Buying and renting are so much more expensive now — but one is still cheaper almost everywhere

It's noticeably more expensive to buy or rent in this post-pandemic era. But all in all, it’s still cheaper to rent, according to a new analysis from a Bank of America economist.

"It clearly has not been a buyers’ market due to low affordability, but the situation has not been all that much better in the rental market," Jeseo Park, economist at Bank of America, wrote in a recent research note.

Park noted that nationally rents have risen to 26% of median US household income from 23%, while the ratio of mortgage payments to income has increased to 32% from 19%.

"Despite the costs of renting and homeownership both increasing, renting is more affordable than owning," Park concluded.

Read more: How to buy a house in 2023

A for sale sign sits outside a home in the 100 block of Mosaic in Irvine, CA on Wednesday, November 15, 2023. (Photo by Paul Bersebach/MediaNews Group/Orange County Register via Getty Images)
A home for sale in Irvine, Calif. (Getty Images) (MediaNews Group/Orange County Register via Getty Images via Getty Images)

Buying a home in major cities in the West is substantially more expensive than renting.

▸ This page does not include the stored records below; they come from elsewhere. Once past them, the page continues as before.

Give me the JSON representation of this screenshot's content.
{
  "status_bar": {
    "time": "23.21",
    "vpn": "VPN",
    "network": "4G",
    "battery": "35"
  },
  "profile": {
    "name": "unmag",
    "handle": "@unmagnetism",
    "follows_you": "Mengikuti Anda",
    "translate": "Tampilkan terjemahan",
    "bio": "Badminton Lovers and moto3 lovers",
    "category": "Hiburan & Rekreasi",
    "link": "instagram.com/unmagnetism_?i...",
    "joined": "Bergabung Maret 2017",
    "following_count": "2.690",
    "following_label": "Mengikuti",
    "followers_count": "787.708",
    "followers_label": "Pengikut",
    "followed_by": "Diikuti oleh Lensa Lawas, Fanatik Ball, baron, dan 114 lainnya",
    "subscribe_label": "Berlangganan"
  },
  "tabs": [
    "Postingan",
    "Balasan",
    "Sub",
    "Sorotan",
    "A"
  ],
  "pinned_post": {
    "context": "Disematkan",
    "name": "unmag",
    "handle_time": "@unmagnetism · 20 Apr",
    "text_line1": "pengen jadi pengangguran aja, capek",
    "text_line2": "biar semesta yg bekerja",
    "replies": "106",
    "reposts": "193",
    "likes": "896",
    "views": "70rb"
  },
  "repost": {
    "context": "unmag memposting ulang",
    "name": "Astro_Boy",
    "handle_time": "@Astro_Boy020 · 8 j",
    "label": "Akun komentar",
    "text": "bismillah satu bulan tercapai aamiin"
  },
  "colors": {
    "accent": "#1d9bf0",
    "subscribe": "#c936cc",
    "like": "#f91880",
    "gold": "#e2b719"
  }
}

As a percentage of median income, mortgage payments and tax exceed rent payments in Los Angeles (83% vs. 41%), San Jose (80% vs. 26%), San Francisco (71% vs. 29%), San Diego (74% vs. 38%) and Seattle (55% vs. 25%), Park found.

Other major metropolitan areas are dealing with the same dilemma, such as New York (62% vs. 43%), Portland (50% vs. 25%), and Austin (45% vs. 23%).

Only New Orleans and Jackson are the major metros of the 97 Bank of America examined where it’s less expensive to buy than to rent.

"Overall, the data clearly point to a housing market that has become more burdensome on the average buyer than pre-pandemic, and it may take some time to return to a new supply and demand equilibrium," Park wrote.

Many first-time homebuyers have felt priced out of the brutal housing market. Mortgage rates have been no help, with the average rate on the 30-year mortgage hitting a 23-year high in October, pushing more buyers to the sidelines. Rates have moved lower, but still remain well above 7%.

Read more: Mortgage rates at 20-year high: Is 2023 a good time to buy a house?

"Although a small cooling in mortgage rates is good news, buyers should anticipate a higher-for-longer rate environment," Park wrote.

Higher rates have kept more homeowners from listing their homes for sale, leading to an undersupplied market and rising home prices.

These factors have weakened confidence among consumers. In October, 77% of consumers said it was a bad time to buy a home, according to the University of Michigan’s consumer sentiment survey, with 62% citing high interest rates and tight credit as the reason.

Rates also play a big part in the homebuying budget equation.

Read more: 5 strategies to get the lowest mortgage rates in 2023

The median monthly mortgage payment with 7.5% mortgage rate came in at $2,670 for the four weeks ending Nov. 12, per data from Redfin. While that’s down $70 from the all-time high set three weeks earlier, it’s still 13% higher than a year ago, Park wrote.

"In the near term, mortgage rates should remain higher for longer and keep home ownership challenging for many potential buyers," Park wrote. "Nevertheless, once the Fed starts cutting in 2024, we should begin to see signs of housing activity gradually picking up due to improved demand and supply."